HICKORY, N.C. (FOX 46 CHARLOTTE) - Every middle school student in Hickory Public Schools is getting an extra life lesson when it comes to e-cigarettes and the dangers of vaping.
“Their young brains are susceptible to addiction,” said Grandview Middle School nurse Krystal Morgan.
She’s teaching seventh graders the facts, exposing the myths and reinforcing how to say no. The curriculum is part of the CATCH My Breath program.
“I know to say no by the name because I was taught that way but know the consequences it’s totally a no,” said student Nelson Brockenborough.
Both middle school principals Dr. Jennifer Griffin and Nala Sadler-Sherrill say the lesson is very important.
“I know there are middle school students vaping and using e-cigarettes. We don’t see a lot of it in this school but we know it’s happening and we want to do what we can to make sure they make good decisions,” said Griffin who has 455 students in her school.
Sadler-Sherrill has 579 students in Northview Middle School. The CATCH program started last spring and is in its first full year.
“We’re taking it a step further and educating the whole child,” said Sherrill-Sadler.

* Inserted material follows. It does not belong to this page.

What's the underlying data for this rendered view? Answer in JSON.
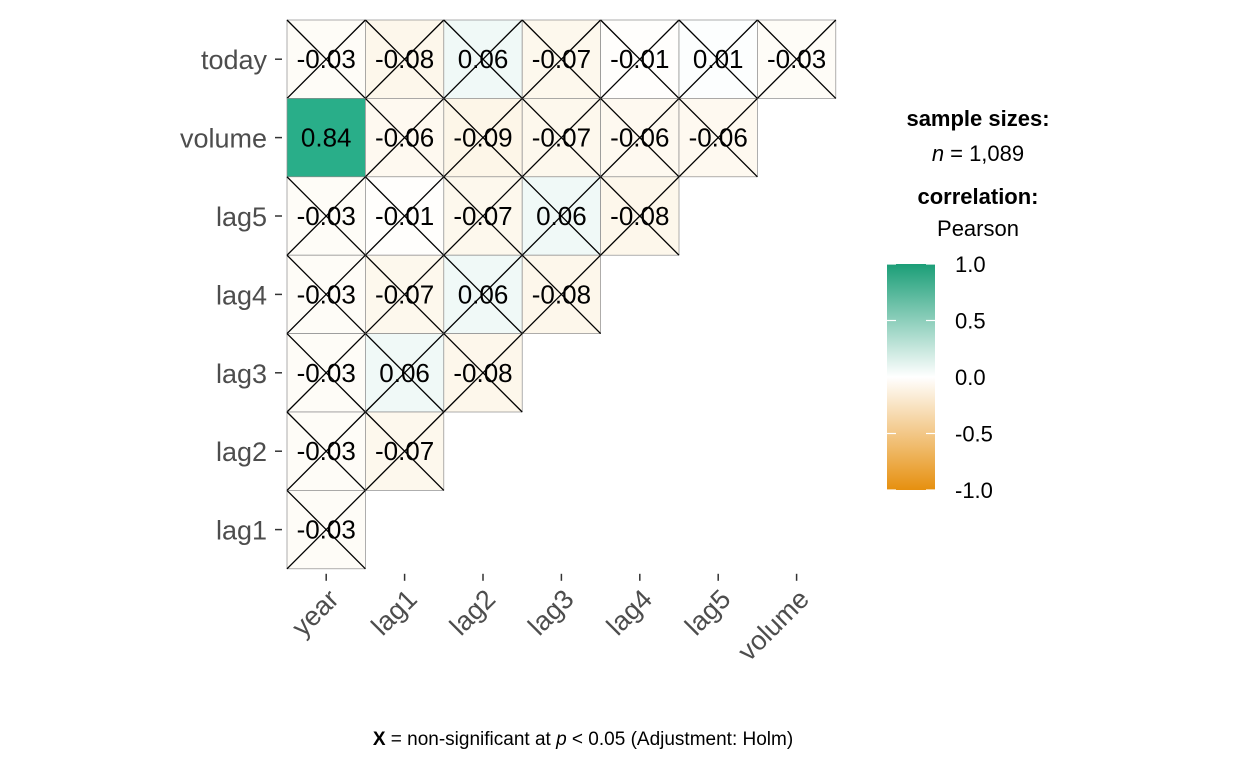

The program was developed by The University of Texas Health Science Center at Houston School of Public Health. It launched three years ago with a pilot program and has now reached more than 700 schools and 300,000 students.
Marcella Bianco is the program director and believes Hickory Public Schools is one of the districts leading the state with prevention and education.
“There’s such a need that some schools are implementing it homeroom, advisory period or really wherever they can get it,” said Bianco.
The program is free thanks to a grant from CVS Health. Bianco believes students are listening. Seven out of eight students stay they are less likely to use e-cigarettes after going through CATCH My Breath.
“My hope is we have less kids trying e-cigarettes and vapes,” said Morgan, the school nurse.
If your school is interested (catchinfo.org) it is easy to enroll and receive the online curriculum.